Steinhauer beschreibt, in einer für Nicht-Juristen sehr verständlichen Form, die relevanten Aspekte des Themenkomplexes in Grundgesetz, Dienstrecht, Hochschulrecht und Urheberrecht. Dabei plädiert er u.a. für ein unabdingbares Zweitveröffentlichungsrecht. Eine Forderung, die auch von der Allianz der deutschen Wissenschaftsorganisationen in einer erweiterte Stellungnahme (PDF) zur Novellierung des Urheberrechts aus dem Juli vertreten wird.

Literatur:

Steinhauer, Eric W.: Das Recht auf Sichtbarkeit. Münster : Monsenstein und Vannerdat, 2010. Online. Print.

Das Urheberrecht im digitalen Zeitalter

Die British Library hat eine interessante Sammlung von Essays zum UK Copyright veröffentlicht. In dreizehn lesenswerten Beiträgen beschreiben Personen aus Wissenschaft und Bildung ihre Sicht auf das Copyright. Der Titel der Publikation “Driving UK Research. Is copyright a help or a hindrance?” (PDF) macht das Spannungsfeld des Urheberrechtes im digitalen Zeitalter deutlich.

Lynne Brindley, Generaldirektorin der British Library, beschreibt im Vorwort die Relevanz des Themas:

Copyright is at the heart of our successful knowledge economy. In the 21st century, access to technology, information and knowledge are the key to economic success and are governed by our current copyright laws.
Copyright has successfully maintained a balance in the public interest for creators and researchers for 300 years – yet copyright is under threat in the digital age.
There is a supreme irony that just as technology is allowing greater access to books and other creative works than ever before for education and research, new restrictions threaten to lock away digital content in a way we would never countenance for printed material.
Let’s not wake up in five years’ time and realise we have unwittingly lost a fundamental building block for innovation, education and research in the UK. Who is protecting the public interest in the digital world? We need to redefine copyright in the digital age and find a balance to benefit creators, educators, researchers, the creative industries – and the knowledge economy.

Auf eine weitere interessante Veröffentlichung zum Thema weist Netzpolitik.org hin: Die Forschungsabteilung der Deutschen Bank „Deutsche Bank Research“ befasst sich in einer Analyse (PDF) aus dem Juli mit dem Urheberrecht im digitalen Zeitalter. Die Studie kommt zu einigen lesenswerten Ergebnissen. Beispiel:

Die Öffnung von Wertschöpfungsnetzwerken und das damit einhergehende, steigende Angebot digitaler, freier Inhalte (z.B. eGovernment, Wikis, Open Design, Open Music, Open Science, Open Access) sorgt für eine gestaltungsfreiere Dimension des Internets.
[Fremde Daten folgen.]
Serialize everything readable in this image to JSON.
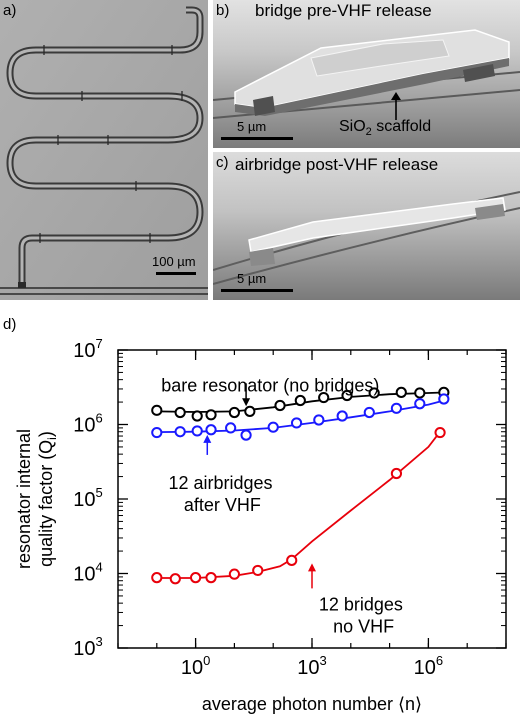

Es entstehen neue Anwendungen im Wissensmanagement, der Technologietransfer wird stimuliert und für Selbständige eröffnen sich neue Geschäftsideen. Der Austausch von Informationen wird schneller und effizienter. Dadurch entsteht eine größere Wissensallmende, die einer breiteren Bevölkerungsschicht zugutekommt.

Literatur:

British Library: Driving UK Research. Is copyright a help or a hindrance? London : British Library, 2010. Online.

Dapp, T. F. : Der Pirat in uns. In den Tiefen des Urheberrechts. Frankfurt am Main : Deutsche Bank Research, 2010. Online.